A. The definition of “Giving False Evidence” in Section 191 is intended for the purposes of the provisions of this Code. This Section does not contain any general principle of law and general application. The Indian Penal Code and the Criminal Procedure Code are sister codes.
The former is substantive law, and the latter is procedural law. For ascertaining the truth and imposing the criminal liability, the Courts rely on the evidence produced before them. Whatever the evidence is liable to be produced before the Courts, they must be legally bound by an oath.
Perjury, (n) = violation of an oath.
B. For the purposes of this Section, the prosecution is required to prove,
(i) That the accused was legally bound by an oath or by an express provision of law to state the truth or to make a declaration;
(ii) That upon any subject accused made the statement which is false;
(iii) That the accused either knew or believed it to be false or did not believe the statement to be true.
C. “Whoever is being legally bound by on oath”:
Where a person is legally bound to give evidence, he should give it by an oath. He should state the truth. In any manner he should not tell the false or concocted stories. He should not mislead the Court. That is why Section 191 specifically defines giving false evidence as punishable.
D. While disposing Ranjit Singh vs. State of Pepsu (AIR 1954 SC 1114), the Supreme Court observed:
“The opening words of Section 191 “whoever being legally bound by an oath or by an express provision of law to state the truth” do not support the submission that a man, who is not bound under the law to make an affidavit, can if he does make one, deliberately refrain from stating truthfully the facts which are within his knowledge.
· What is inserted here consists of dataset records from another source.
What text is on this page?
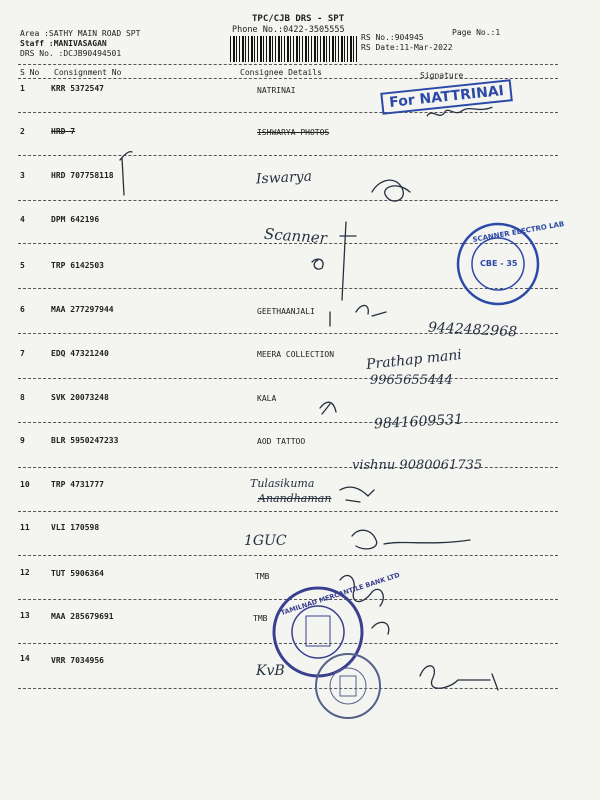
Area :SATHY MAIN ROAD SPT
Staff :MANIVASAGAN
DRS No. :DCJB90494501
TPC/CJB DRS - SPT
Phone No.:0422-3505555
RS No.:904945
RS Date:11-Mar-2022
Page No.:1
S No Consignment No	Consignee Details	Signature
1	KRR 5372547	NATRINAI
2	HRD 7	ISHWARYA PHOTOS
3	HRD 707758118
4	DPM 642196
5	TRP 6142503
6	MAA 277297944	GEETHAANJALI
7	EDQ 47321240	MEERA COLLECTION
8	SVK 20073248	KALA
9	BLR 5950247233	AOD TATTOO
10	TRP 4731777
11	VLI 170598
12	TUT 5906364	TMB
13	MAA 285679691	TMB
14	VRR 7034956
Iswarya
Scanner
9442482968
Prathap mani
9965655444
9841609531
vishnu 9080061735
Tulasikuma
Anandhaman
1GUC
KvB
For NATTRINAI
SCANNER ELECTRO LAB
CBE - 35
TAMILNAD MERCANTILE BANK LTD
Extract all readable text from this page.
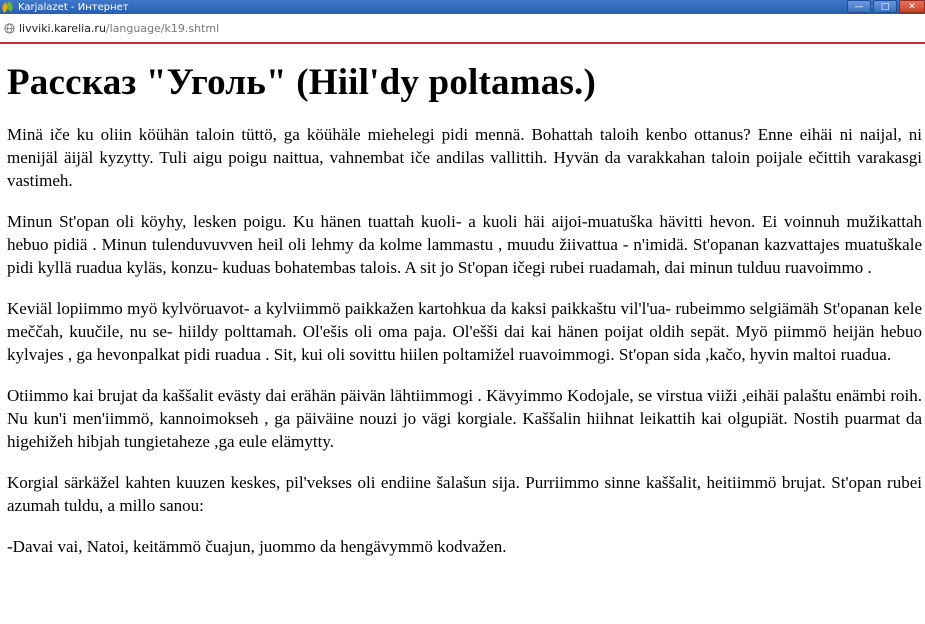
Karjalazet - Интернет	—	□	✕
livviki.karelia.ru /language/k19.shtml
Рассказ "Уголь" (Hiil'dy poltamas.)

Minä iče ku oliin köühän taloin tüttö, ga köühäle miehelegi pidi mennä. Bohattah taloih kenbo ottanus? Enne eihäi ni naijal, ni menijäl äijäl kyzytty. Tuli aigu poigu naittua, vahnembat iče andilas vallittih. Hyvän da varakkahan taloin poijale ečittih varakasgi vastimeh.

Minun St'opan oli köyhy, lesken poigu. Ku hänen tuattah kuoli- a kuoli häi aijoi-muatuška hävitti hevon. Ei voinnuh mužikattah hebuo pidiä . Minun tulenduvuvven heil oli lehmy da kolme lammastu , muudu žiivattua - n'imidä. St'opanan kazvattajes muatuškale pidi kyllä ruadua kyläs, konzu- kuduas bohatembas talois. A sit jo St'opan ičegi rubei ruadamah, dai minun tulduu ruavoimmo .

Keviäl lopiimmo myö kylvöruavot- a kylviimmö paikkažen kartohkua da kaksi paikkaštu vil'l'ua- rubeimmo selgiämäh St'opanan kele meččah, kuučile, nu se- hiildy polttamah. Ol'ešis oli oma paja. Ol'ešši dai kai hänen poijat oldih sepät. Myö piimmö heijän hebuo kylvajes , ga hevonpalkat pidi ruadua . Sit, kui oli sovittu hiilen poltamižel ruavoimmogi. St'opan sida ,kačo, hyvin maltoi ruadua.

Otiimmo kai brujat da kaššalit evästy dai erähän päivän lähtiimmogi . Kävyimmo Kodojale, se virstua viiži ,eihäi palaštu enämbi roih. Nu kun'i men'iimmö, kannoimokseh , ga päiväine nouzi jo vägi korgiale. Kaššalin hiihnat leikattih kai olgupiät. Nostih puarmat da higehižeh hibjah tungietaheze ,ga eule elämytty.

Korgial särkäžel kahten kuuzen keskes, pil'vekses oli endiine šalašun sija. Purriimmo sinne kaššalit, heitiimmö brujat. St'opan rubei azumah tuldu, a millo sanou:

-Davai vai, Natoi, keitämmö čuajun, juommo da hengävymmö kodvažen.
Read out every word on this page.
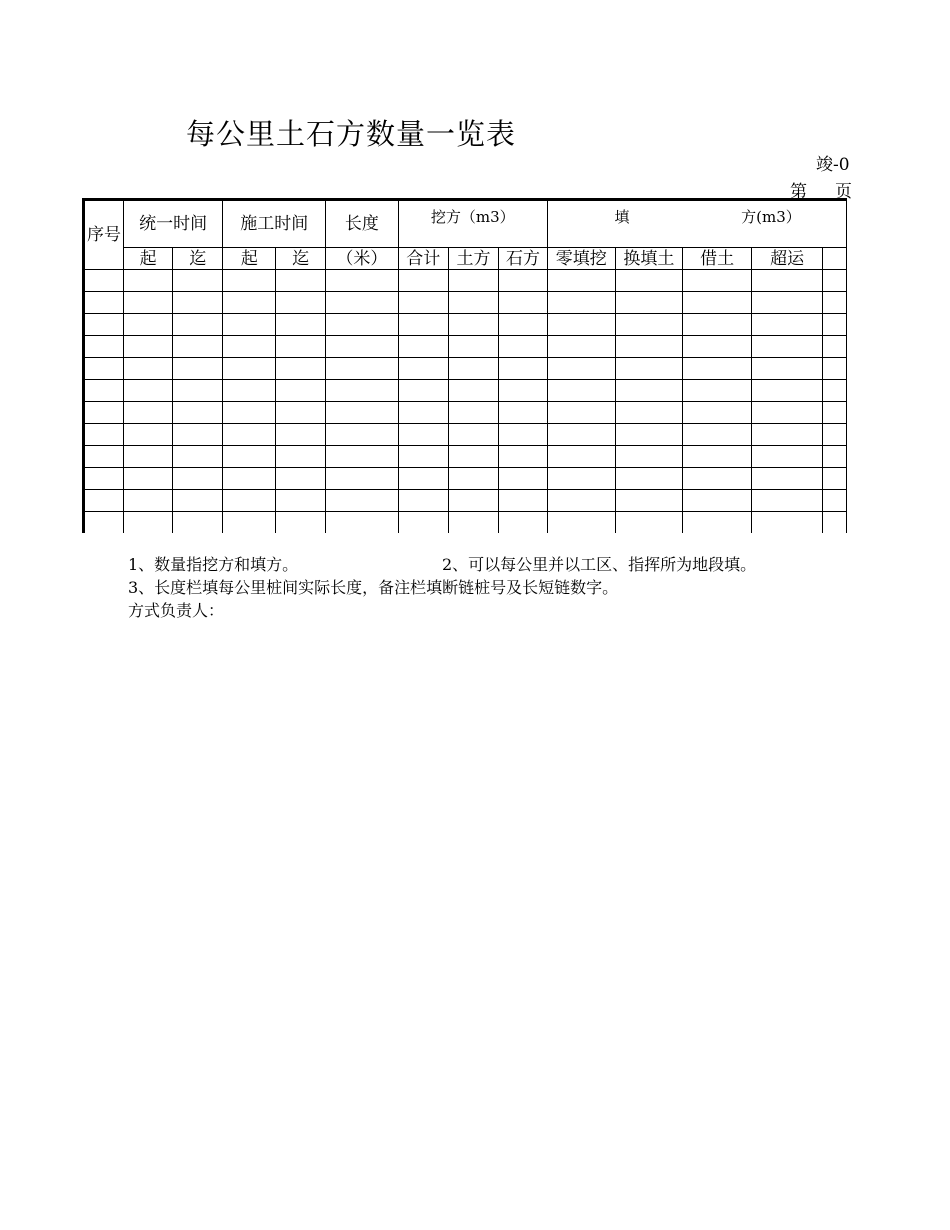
每公里土石方数量一览表
竣-0
第 页
序号	统一时间		施工时间		长度	挖方（m3）			填 方(m3）				
	起	迄	起	迄	（米）	合计	土方	石方	零填挖	换填土	借土	超运	

1、数量指挖方和填方。	2、可以每公里并以工区、指挥所为地段填。
3、长度栏填每公里桩间实际长度，备注栏填断链桩号及长短链数字。
方式负责人：
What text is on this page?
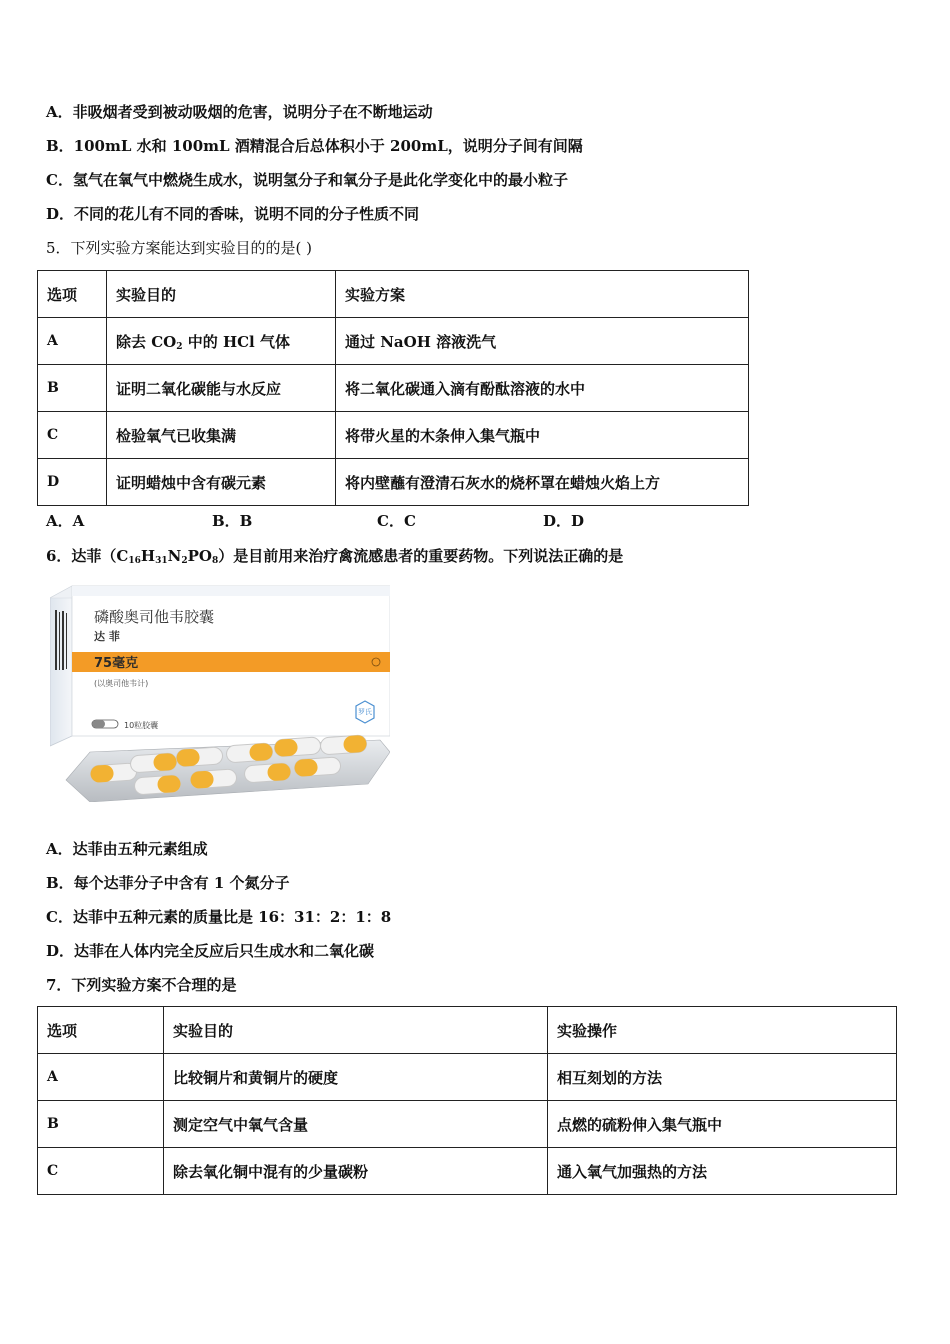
A．非吸烟者受到被动吸烟的危害，说明分子在不断地运动
B．100mL 水和 100mL 酒精混合后总体积小于 200mL，说明分子间有间隔
C．氢气在氧气中燃烧生成水，说明氢分子和氧分子是此化学变化中的最小粒子
D．不同的花儿有不同的香味，说明不同的分子性质不同
5．下列实验方案能达到实验目的的是( )
选项	实验目的	实验方案
A	除去 $CO_2$ 中的 HCl 气体	通过 NaOH 溶液洗气
B	证明二氧化碳能与水反应	将二氧化碳通入滴有酚酞溶液的水中
C	检验氧气已收集满	将带火星的木条伸入集气瓶中
D	证明蜡烛中含有碳元素	将内壁蘸有澄清石灰水的烧杯罩在蜡烛火焰上方
A．A	B．B	C．C	D．D
6．达菲$(C_{16}H_{31}N_2PO_8)$是目前用来治疗禽流感患者的重要药物。下列说法正确的是
磷酸奥司他韦胶囊
达 菲
75毫克
(以奥司他韦计)
罗氏
10粒胶囊
A．达菲由五种元素组成
B．每个达菲分子中含有 1 个氮分子
C．达菲中五种元素的质量比是 16：31：2：1：8
D．达菲在人体内完全反应后只生成水和二氧化碳
7．下列实验方案不合理的是
选项	实验目的	实验操作
A	比较铜片和黄铜片的硬度	相互刻划的方法
B	测定空气中氧气含量	点燃的硫粉伸入集气瓶中
C	除去氧化铜中混有的少量碳粉	通入氧气加强热的方法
The meaning of these words is that whenever in a Court of Law, a person binds himself on oath to state the truth he is bound to state the truth and he cannot be heard to say that he should not have gone into the witness-box or should not have had an affidavit and, therefore the submission that any false statement which he had made after taking the oath is not covered by the words of Section 191, is not supportable whenever a man makes a statement in Court on oath he is bound to state the truth and if he does not, he makes himself liable under the provisions of Section 193.
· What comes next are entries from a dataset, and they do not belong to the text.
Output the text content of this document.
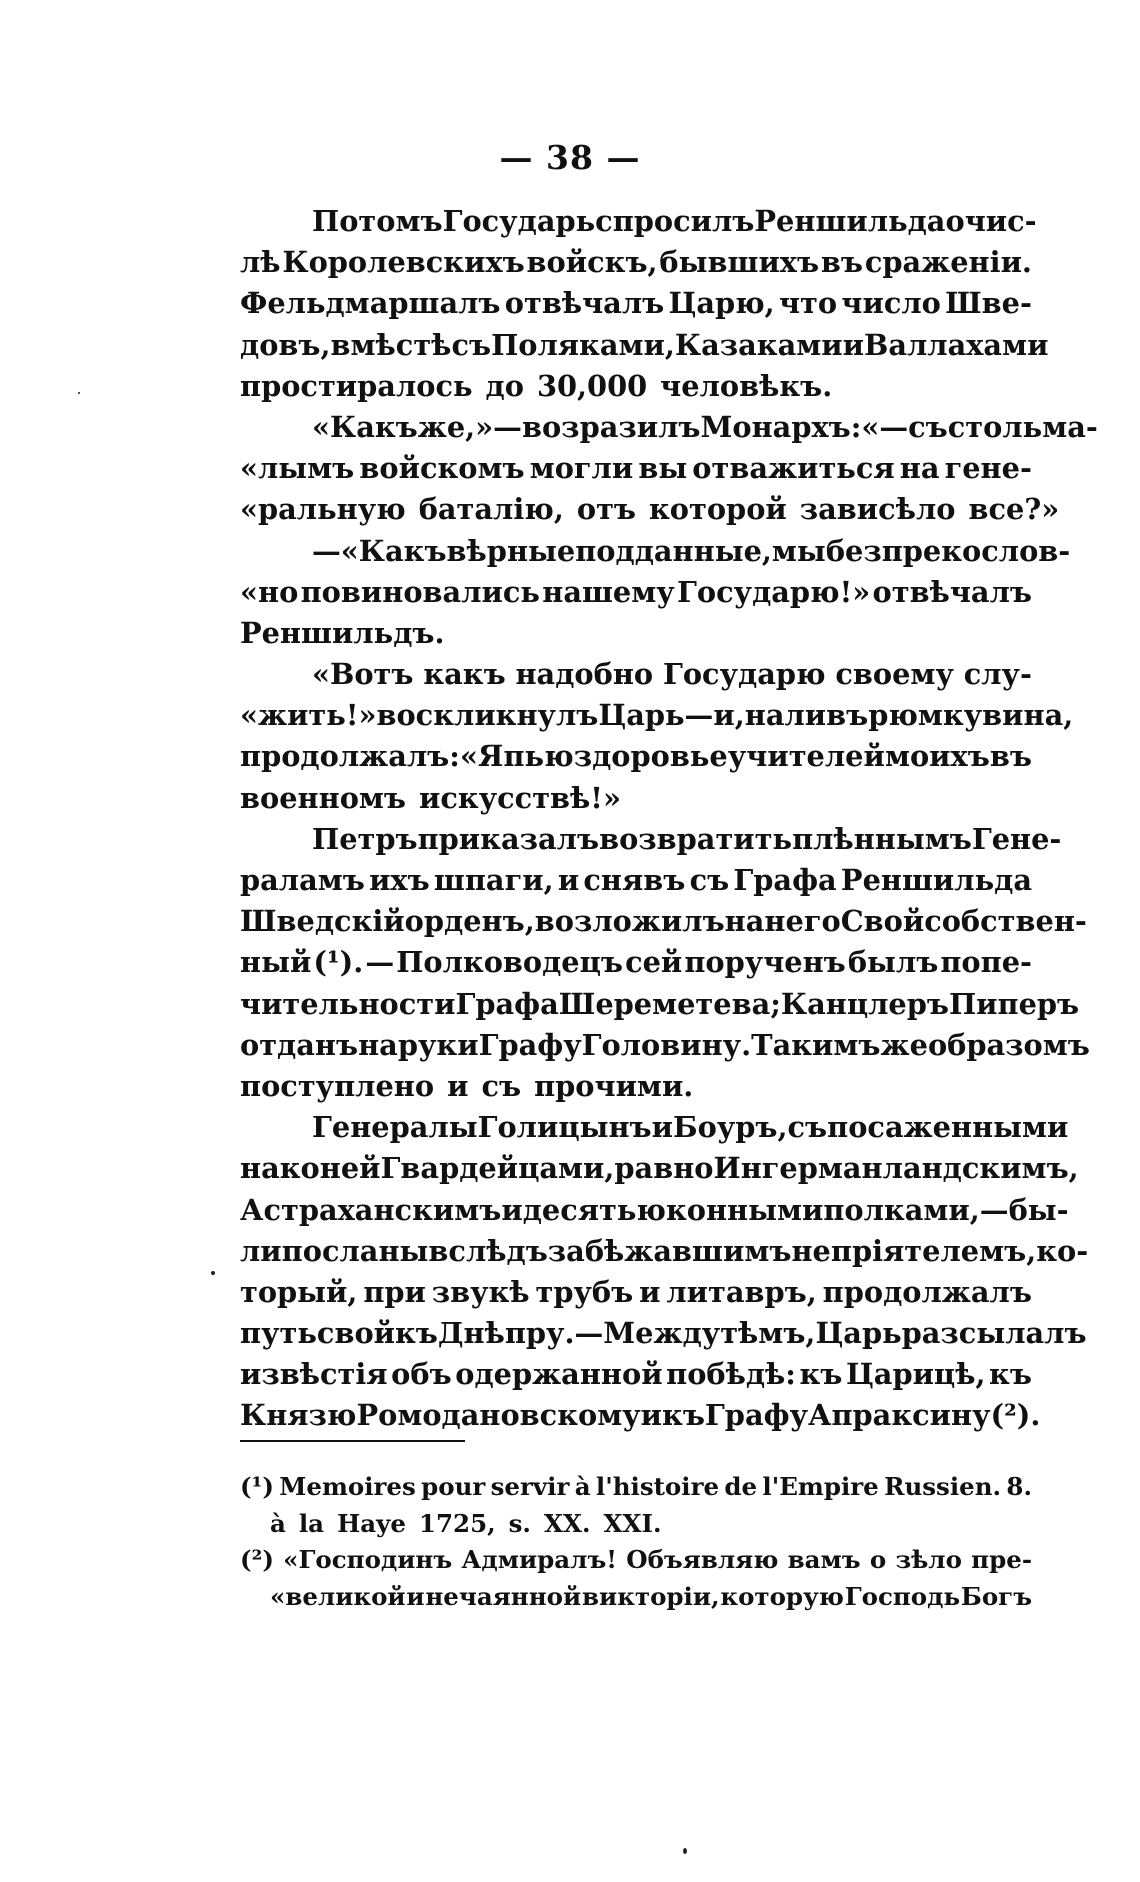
— 38 —
Потомъ Государь спросилъ Реншильда о чис-
лѣ Королевскихъ войскъ, бывшихъ въ сраженіи.
Фельдмаршалъ отвѣчалъ Царю, что число Шве-
довъ, вмѣстѣ съ Поляками, Казаками и Валлахами
простиралось до 30,000 человѣкъ.
«Какъ же,»—возразилъ Монархъ:«—съ столь ма-
«лымъ войскомъ могли вы отважиться на гене-
«ральную баталію, отъ которой зависѣло все?»
—«Какъ вѣрные подданные, мы безпрекослов-
«но повиновались нашему Государю!» отвѣчалъ
Реншильдъ.
«Вотъ какъ надобно Государю своему слу-
«жить!» воскликнулъ Царь—и, наливъ рюмку вина,
продолжалъ: «Я пью здоровье учителей моихъ въ
военномъ искусствѣ!»
Петръ приказалъ возвратить плѣннымъ Гене-
раламъ ихъ шпаги, и снявъ съ Графа Реншильда
Шведскій орденъ, возложилъ на него Свой собствен-
ный (¹). — Полководецъ сей порученъ былъ попе-
чительности Графа Шереметева; Канцлеръ Пиперъ
отданъ на руки Графу Головину. Такимъ же образомъ
поступлено и съ прочими.
Генералы Голицынъ и Боуръ, съ посаженными
на коней Гвардейцами, равно Ингерманландскимъ,
Астраханскимъ и десятью конными полками,—бы-
ли посланы вслѣдъ за бѣжавшимъ непріятелемъ, ко-
торый, при звукѣ трубъ и литавръ, продолжалъ
путь свой къ Днѣпру.—Между тѣмъ, Царь разсылалъ
извѣстія объ одержанной побѣдѣ: къ Царицѣ, къ
Князю Ромодановскому и къ Графу Апраксину (²).
(¹) Memoires pour servir à l'histoire de l'Empire Russien. 8.
à la Haye 1725, s. XX. XXI.
(²) «Господинъ Адмиралъ! Объявляю вамъ о зѣло пре-
«великой и нечаянной викторіи, которую Господь Богъ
It is no defence to say that he has not bound to enter the witness-box A defendant or even a plaintiff is not bound to go into the witness-box but if either of them chooses to do so he cannot, after he has taken the oath to make a truthful statement, state anything which is false. Indeed the very sanctity of the oath requires but a person put on oath must state the truth. In our opinion this contention is wholly devoid of force and must be repelled.”
Section 191 applies to affidavits.
If a person falsely verifies a plaint or written statement or execution application and gives false evidence, such person is held liable under this Section.
G. Contradictory Statement:
If a witness gives two contradictory statements, he is punishable under this Section.
H. Statements of the accused:
Where an accused makes false statement under Sections 161, 164 or 313 of Cr.P.C. or in written statement, he is punishable under this Section.
Section 193 imposes punishment for giving false evidence. The offender shall be punished with imprisonment of either description for a term which may extend to seven years and shall also be liable to fine.